Dans le contexte de l’épidémie de COVID-19, le producteur russe d’Arbidol, Otisifarm, a lancé une campagne publicitaire à la radio affirmant que ce médicament était « efficace même contre le coronavirus ». Alors, les ventes ont connu un bond de 80% en Russie, mais une plainte n’a pas tardé à être déposée auprès du Service fédéral antimonopole (FAS). Désormais, cet organisme doit évaluer la véracité d’une telle publicité.

Cette promotion a en outre été critiquée sur les réseaux sociaux, où les utilisateurs russes soutenaient qu’on essayait de les duper. Sur des forums populaires sont apparues des photos prises dans des pharmacies de l’Extrême-Orient russe, montrant des pancartes où le nom du médicament était écrit en anglais et en chinois et déclarant qu’il y avait une pénurie d’Arbidol.
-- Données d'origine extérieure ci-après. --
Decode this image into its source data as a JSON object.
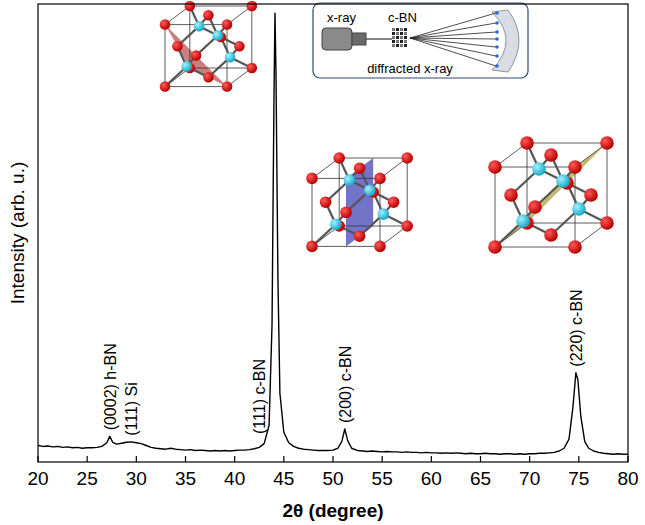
{
  "chart_data": {
    "type": "line",
    "x_label": "2θ (degree)",
    "y_label": "Intensity (arb. u.)",
    "xlim": [
      20,
      80
    ],
    "xticks": [
      20,
      25,
      30,
      35,
      40,
      45,
      50,
      55,
      60,
      65,
      70,
      75,
      80
    ],
    "ylim": [
      0,
      100
    ],
    "yticks": [],
    "tick_labels": "x",
    "grid": false,
    "color": "#000000",
    "x": [
      20,
      20.5,
      21,
      21.5,
      22,
      22.5,
      23,
      23.5,
      24,
      24.5,
      25,
      25.5,
      26,
      26.5,
      27,
      27.3,
      27.6,
      28,
      28.5,
      29,
      29.5,
      30,
      30.5,
      31,
      31.5,
      32,
      32.5,
      33,
      33.5,
      34,
      34.5,
      35,
      35.5,
      36,
      36.5,
      37,
      37.5,
      38,
      38.5,
      39,
      39.5,
      40,
      40.5,
      41,
      41.5,
      42,
      42.5,
      43,
      43.5,
      43.8,
      44.0,
      44.1,
      44.2,
      44.4,
      44.6,
      45,
      45.5,
      46,
      46.5,
      47,
      47.5,
      48,
      48.5,
      49,
      49.5,
      50,
      50.5,
      50.9,
      51.2,
      51.5,
      51.9,
      52.5,
      53,
      53.5,
      54,
      54.5,
      55,
      55.5,
      56,
      56.5,
      57,
      57.5,
      58,
      58.5,
      59,
      59.5,
      60,
      60.5,
      61,
      61.5,
      62,
      62.5,
      63,
      63.5,
      64,
      64.5,
      65,
      65.5,
      66,
      66.5,
      67,
      67.5,
      68,
      68.5,
      69,
      69.5,
      70,
      70.5,
      71,
      71.5,
      72,
      72.5,
      73,
      73.5,
      74,
      74.4,
      74.7,
      74.9,
      75.2,
      75.6,
      76,
      76.5,
      77,
      77.5,
      78,
      78.5,
      79,
      79.5,
      80
    ],
    "values": [
      3.6,
      3.4,
      3.5,
      3.3,
      3.4,
      3.2,
      3.3,
      3.1,
      3.2,
      3.0,
      3.1,
      3.1,
      3.2,
      3.4,
      4.2,
      5.6,
      4.3,
      3.9,
      4.1,
      4.3,
      4.4,
      4.2,
      4.0,
      3.6,
      3.2,
      3.0,
      2.9,
      2.8,
      3.0,
      2.8,
      2.7,
      2.6,
      2.7,
      2.5,
      2.6,
      2.5,
      2.4,
      2.5,
      2.4,
      2.5,
      2.4,
      2.5,
      2.6,
      2.6,
      2.7,
      2.9,
      3.2,
      4.0,
      8.0,
      30,
      80,
      98,
      85,
      40,
      15,
      6.5,
      4.2,
      3.4,
      3.0,
      2.8,
      2.7,
      2.6,
      2.5,
      2.5,
      2.5,
      2.6,
      3.0,
      4.5,
      7.2,
      4.6,
      3.0,
      2.5,
      2.4,
      2.3,
      2.4,
      2.3,
      2.2,
      2.3,
      2.2,
      2.2,
      2.1,
      2.2,
      2.1,
      2.1,
      2.0,
      2.1,
      2.0,
      2.0,
      1.9,
      2.0,
      1.9,
      2.0,
      1.9,
      1.8,
      1.9,
      1.8,
      1.8,
      1.9,
      1.8,
      1.8,
      1.7,
      1.8,
      1.8,
      1.7,
      1.8,
      1.7,
      1.8,
      1.8,
      1.9,
      1.9,
      2.0,
      2.1,
      2.4,
      3.0,
      5.0,
      12,
      19.5,
      18,
      10,
      4.5,
      3.0,
      2.4,
      2.1,
      1.9,
      1.8,
      1.7,
      1.8,
      1.7,
      1.7
    ],
    "annotations": [
      {
        "text": "(0002) h-BN",
        "x": 27.3
      },
      {
        "text": "(111) Si",
        "x": 29.5
      },
      {
        "text": "(111) c-BN",
        "x": 44.1
      },
      {
        "text": "(200) c-BN",
        "x": 51.2
      },
      {
        "text": "(220) c-BN",
        "x": 74.7
      }
    ],
    "inset_texts": [
      "x-ray",
      "c-BN",
      "diffracted x-ray"
    ]
  }
}
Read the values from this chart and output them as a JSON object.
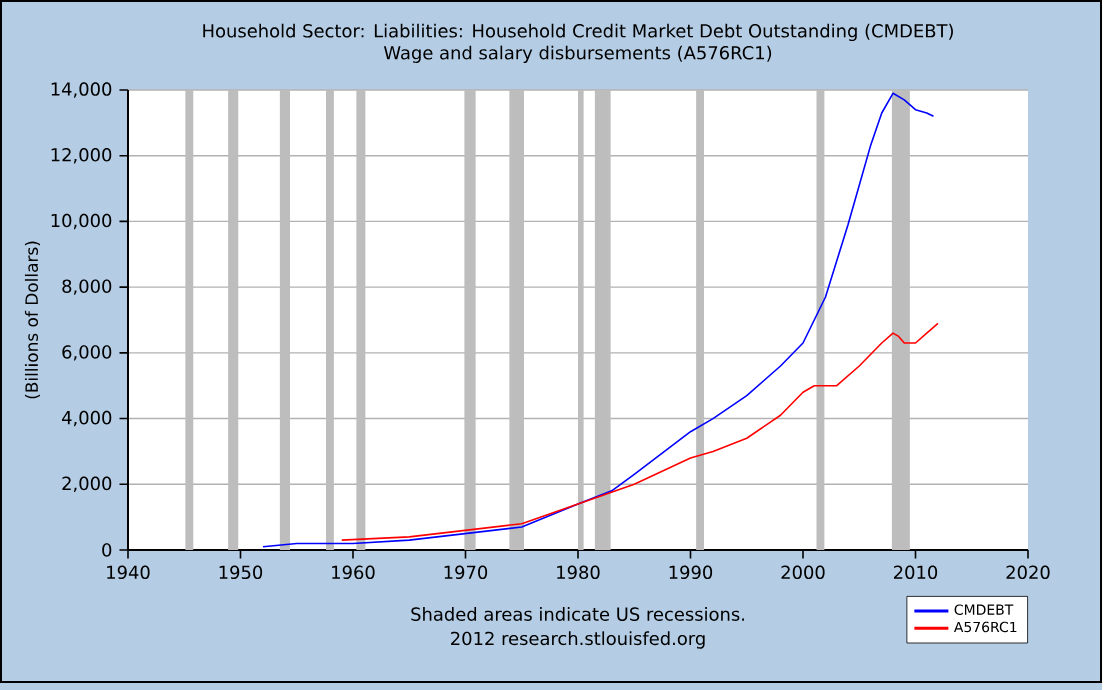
{
  "chart_data": {
    "type": "line",
    "title": "Household Sector: Liabilities: Household Credit Market Debt Outstanding (CMDEBT)",
    "subtitle": "Wage and salary disbursements (A576RC1)",
    "ylabel": "(Billions of Dollars)",
    "xlim": [
      1940,
      2020
    ],
    "xticks": [
      1940,
      1950,
      1960,
      1970,
      1980,
      1990,
      2000,
      2010,
      2020
    ],
    "ylim": [
      0,
      14000
    ],
    "yticks": [
      {
        "value": 0,
        "label": "0"
      },
      {
        "value": 2000,
        "label": "2,000"
      },
      {
        "value": 4000,
        "label": "4,000"
      },
      {
        "value": 6000,
        "label": "6,000"
      },
      {
        "value": 8000,
        "label": "8,000"
      },
      {
        "value": 10000,
        "label": "10,000"
      },
      {
        "value": 12000,
        "label": "12,000"
      },
      {
        "value": 14000,
        "label": "14,000"
      }
    ],
    "grid": "y",
    "legend": "bottom right",
    "marker": "none",
    "line_style": "solid",
    "series": [
      {
        "name": "CMDEBT",
        "color": "#0000ff",
        "x": [
          1952,
          1955,
          1960,
          1965,
          1970,
          1975,
          1980,
          1983,
          1985,
          1990,
          1992,
          1995,
          1998,
          2000,
          2002,
          2004,
          2006,
          2007,
          2008,
          2009,
          2010,
          2011,
          2011.6
        ],
        "values": [
          100,
          200,
          200,
          300,
          500,
          700,
          1400,
          1800,
          2300,
          3600,
          4000,
          4700,
          5600,
          6300,
          7700,
          9900,
          12300,
          13300,
          13900,
          13700,
          13400,
          13300,
          13200
        ]
      },
      {
        "name": "A576RC1",
        "color": "#ff0000",
        "x": [
          1959,
          1965,
          1970,
          1975,
          1980,
          1985,
          1990,
          1992,
          1995,
          1998,
          2000,
          2001,
          2003,
          2005,
          2007,
          2008,
          2008.5,
          2009,
          2010,
          2011,
          2012
        ],
        "values": [
          300,
          400,
          600,
          800,
          1400,
          2000,
          2800,
          3000,
          3400,
          4100,
          4800,
          5000,
          5000,
          5600,
          6300,
          6600,
          6500,
          6300,
          6300,
          6600,
          6900
        ]
      }
    ],
    "bands": [
      {
        "axis": "x",
        "from": 1945.1,
        "to": 1945.8,
        "color": "#bdbdbd"
      },
      {
        "axis": "x",
        "from": 1948.9,
        "to": 1949.8,
        "color": "#bdbdbd"
      },
      {
        "axis": "x",
        "from": 1953.5,
        "to": 1954.4,
        "color": "#bdbdbd"
      },
      {
        "axis": "x",
        "from": 1957.6,
        "to": 1958.3,
        "color": "#bdbdbd"
      },
      {
        "axis": "x",
        "from": 1960.3,
        "to": 1961.1,
        "color": "#bdbdbd"
      },
      {
        "axis": "x",
        "from": 1969.9,
        "to": 1970.9,
        "color": "#bdbdbd"
      },
      {
        "axis": "x",
        "from": 1973.9,
        "to": 1975.2,
        "color": "#bdbdbd"
      },
      {
        "axis": "x",
        "from": 1980.0,
        "to": 1980.5,
        "color": "#bdbdbd"
      },
      {
        "axis": "x",
        "from": 1981.5,
        "to": 1982.9,
        "color": "#bdbdbd"
      },
      {
        "axis": "x",
        "from": 1990.5,
        "to": 1991.2,
        "color": "#bdbdbd"
      },
      {
        "axis": "x",
        "from": 2001.2,
        "to": 2001.9,
        "color": "#bdbdbd"
      },
      {
        "axis": "x",
        "from": 2007.9,
        "to": 2009.5,
        "color": "#bdbdbd"
      }
    ],
    "annotations": [
      "Shaded areas indicate US recessions.",
      "2012 research.stlouisfed.org"
    ]
  }
}
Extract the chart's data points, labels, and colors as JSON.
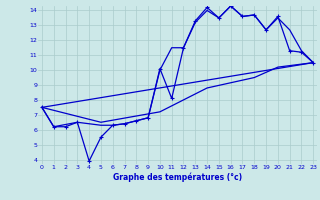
{
  "xlabel": "Graphe des températures (°c)",
  "bg_color": "#cce8e8",
  "grid_color": "#aacccc",
  "line_color": "#0000cc",
  "xmin": 0,
  "xmax": 23,
  "ymin": 4,
  "ymax": 14,
  "yticks": [
    4,
    5,
    6,
    7,
    8,
    9,
    10,
    11,
    12,
    13,
    14
  ],
  "xticks": [
    0,
    1,
    2,
    3,
    4,
    5,
    6,
    7,
    8,
    9,
    10,
    11,
    12,
    13,
    14,
    15,
    16,
    17,
    18,
    19,
    20,
    21,
    22,
    23
  ],
  "series": [
    {
      "x": [
        0,
        1,
        2,
        3,
        4,
        5,
        6,
        7,
        8,
        9,
        10,
        11,
        12,
        13,
        14,
        15,
        16,
        17,
        18,
        19,
        20,
        21,
        22,
        23
      ],
      "y": [
        7.5,
        6.2,
        6.2,
        6.5,
        3.9,
        5.5,
        6.3,
        6.4,
        6.6,
        6.8,
        10.1,
        8.1,
        11.5,
        13.3,
        14.2,
        13.5,
        14.3,
        13.6,
        13.7,
        12.7,
        13.6,
        11.3,
        11.2,
        10.5
      ],
      "marker": true,
      "lw": 0.9
    },
    {
      "x": [
        0,
        1,
        3,
        5,
        6,
        7,
        8,
        9,
        10,
        11,
        12,
        13,
        14,
        15,
        16,
        17,
        18,
        19,
        20,
        21,
        22,
        23
      ],
      "y": [
        7.5,
        6.2,
        6.5,
        6.3,
        6.3,
        6.4,
        6.6,
        6.8,
        10.0,
        11.5,
        11.5,
        13.2,
        14.0,
        13.5,
        14.3,
        13.6,
        13.7,
        12.7,
        13.5,
        12.7,
        11.3,
        10.5
      ],
      "marker": false,
      "lw": 0.9
    },
    {
      "x": [
        0,
        23
      ],
      "y": [
        7.5,
        10.5
      ],
      "marker": false,
      "lw": 0.9
    },
    {
      "x": [
        0,
        5,
        10,
        14,
        18,
        20,
        23
      ],
      "y": [
        7.5,
        6.5,
        7.2,
        8.8,
        9.5,
        10.2,
        10.5
      ],
      "marker": false,
      "lw": 0.9
    }
  ]
}
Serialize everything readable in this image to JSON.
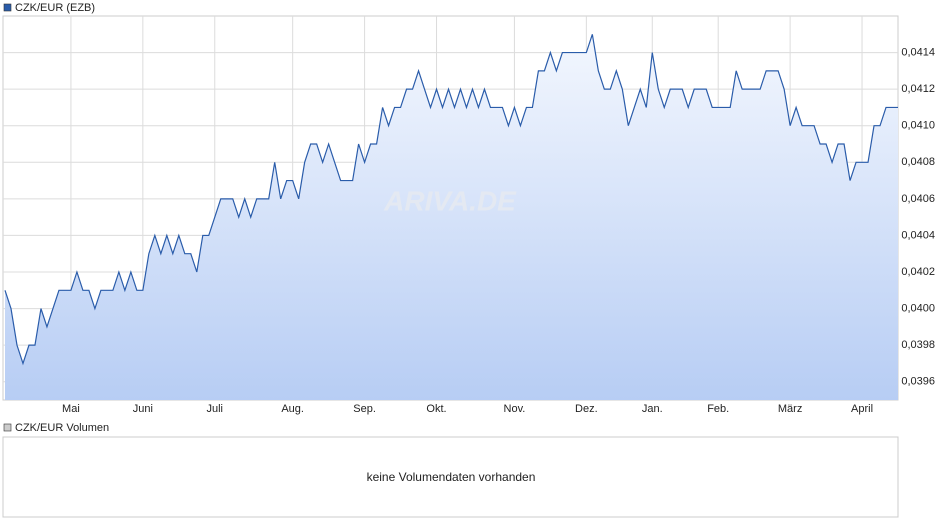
{
  "chart_data": {
    "type": "line",
    "watermark": "ARIVA.DE",
    "categories": [
      null,
      null,
      null,
      null,
      null,
      null,
      null,
      null,
      null,
      null,
      null,
      "Mai",
      null,
      null,
      null,
      null,
      null,
      null,
      null,
      null,
      null,
      null,
      null,
      "Juni",
      null,
      null,
      null,
      null,
      null,
      null,
      null,
      null,
      null,
      null,
      null,
      "Juli",
      null,
      null,
      null,
      null,
      null,
      null,
      null,
      null,
      null,
      null,
      null,
      null,
      "Aug.",
      null,
      null,
      null,
      null,
      null,
      null,
      null,
      null,
      null,
      null,
      null,
      "Sep.",
      null,
      null,
      null,
      null,
      null,
      null,
      null,
      null,
      null,
      null,
      null,
      "Okt.",
      null,
      null,
      null,
      null,
      null,
      null,
      null,
      null,
      null,
      null,
      null,
      null,
      "Nov.",
      null,
      null,
      null,
      null,
      null,
      null,
      null,
      null,
      null,
      null,
      null,
      "Dez.",
      null,
      null,
      null,
      null,
      null,
      null,
      null,
      null,
      null,
      null,
      "Jan.",
      null,
      null,
      null,
      null,
      null,
      null,
      null,
      null,
      null,
      null,
      "Feb.",
      null,
      null,
      null,
      null,
      null,
      null,
      null,
      null,
      null,
      null,
      null,
      "März",
      null,
      null,
      null,
      null,
      null,
      null,
      null,
      null,
      null,
      null,
      null,
      "April",
      null,
      null,
      null,
      null,
      null,
      null
    ],
    "series": [
      {
        "name": "CZK/EUR (EZB)",
        "color": "#2a5caa",
        "values": [
          0.0401,
          0.04,
          0.0398,
          0.0397,
          0.0398,
          0.0398,
          0.04,
          0.0399,
          0.04,
          0.0401,
          0.0401,
          0.0401,
          0.0402,
          0.0401,
          0.0401,
          0.04,
          0.0401,
          0.0401,
          0.0401,
          0.0402,
          0.0401,
          0.0402,
          0.0401,
          0.0401,
          0.0403,
          0.0404,
          0.0403,
          0.0404,
          0.0403,
          0.0404,
          0.0403,
          0.0403,
          0.0402,
          0.0404,
          0.0404,
          0.0405,
          0.0406,
          0.0406,
          0.0406,
          0.0405,
          0.0406,
          0.0405,
          0.0406,
          0.0406,
          0.0406,
          0.0408,
          0.0406,
          0.0407,
          0.0407,
          0.0406,
          0.0408,
          0.0409,
          0.0409,
          0.0408,
          0.0409,
          0.0408,
          0.0407,
          0.0407,
          0.0407,
          0.0409,
          0.0408,
          0.0409,
          0.0409,
          0.0411,
          0.041,
          0.0411,
          0.0411,
          0.0412,
          0.0412,
          0.0413,
          0.0412,
          0.0411,
          0.0412,
          0.0411,
          0.0412,
          0.0411,
          0.0412,
          0.0411,
          0.0412,
          0.0411,
          0.0412,
          0.0411,
          0.0411,
          0.0411,
          0.041,
          0.0411,
          0.041,
          0.0411,
          0.0411,
          0.0413,
          0.0413,
          0.0414,
          0.0413,
          0.0414,
          0.0414,
          0.0414,
          0.0414,
          0.0414,
          0.0415,
          0.0413,
          0.0412,
          0.0412,
          0.0413,
          0.0412,
          0.041,
          0.0411,
          0.0412,
          0.0411,
          0.0414,
          0.0412,
          0.0411,
          0.0412,
          0.0412,
          0.0412,
          0.0411,
          0.0412,
          0.0412,
          0.0412,
          0.0411,
          0.0411,
          0.0411,
          0.0411,
          0.0413,
          0.0412,
          0.0412,
          0.0412,
          0.0412,
          0.0413,
          0.0413,
          0.0413,
          0.0412,
          0.041,
          0.0411,
          0.041,
          0.041,
          0.041,
          0.0409,
          0.0409,
          0.0408,
          0.0409,
          0.0409,
          0.0407,
          0.0408,
          0.0408,
          0.0408,
          0.041,
          0.041,
          0.0411,
          0.0411,
          0.0411
        ]
      }
    ],
    "ylim": [
      0.0395,
      0.0416
    ],
    "yticks": [
      {
        "value": 0.0396,
        "label": "0,0396"
      },
      {
        "value": 0.0398,
        "label": "0,0398"
      },
      {
        "value": 0.04,
        "label": "0,0400"
      },
      {
        "value": 0.0402,
        "label": "0,0402"
      },
      {
        "value": 0.0404,
        "label": "0,0404"
      },
      {
        "value": 0.0406,
        "label": "0,0406"
      },
      {
        "value": 0.0408,
        "label": "0,0408"
      },
      {
        "value": 0.041,
        "label": "0,0410"
      },
      {
        "value": 0.0412,
        "label": "0,0412"
      },
      {
        "value": 0.0414,
        "label": "0,0414"
      }
    ],
    "grid": true
  },
  "volume_panel": {
    "legend": "CZK/EUR Volumen",
    "message": "keine Volumendaten vorhanden"
  }
}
Or, cette histoire s’est avérée être fausse et on ignore si le producteur y est mêlé.  

La Russie s’enrichira-t-elle grâce à l’Arbidol ?

Non. Le brevet a expiré en 2007 et, depuis, n’importe quel producteur peut vendre un médicament à base des mêmes composants. En Chine, il est produit depuis 2010 par six grandes compagnies pharmaceutiques.

En Russie, il est disponible dans chaque pharmacie et coûte moins de deux euros.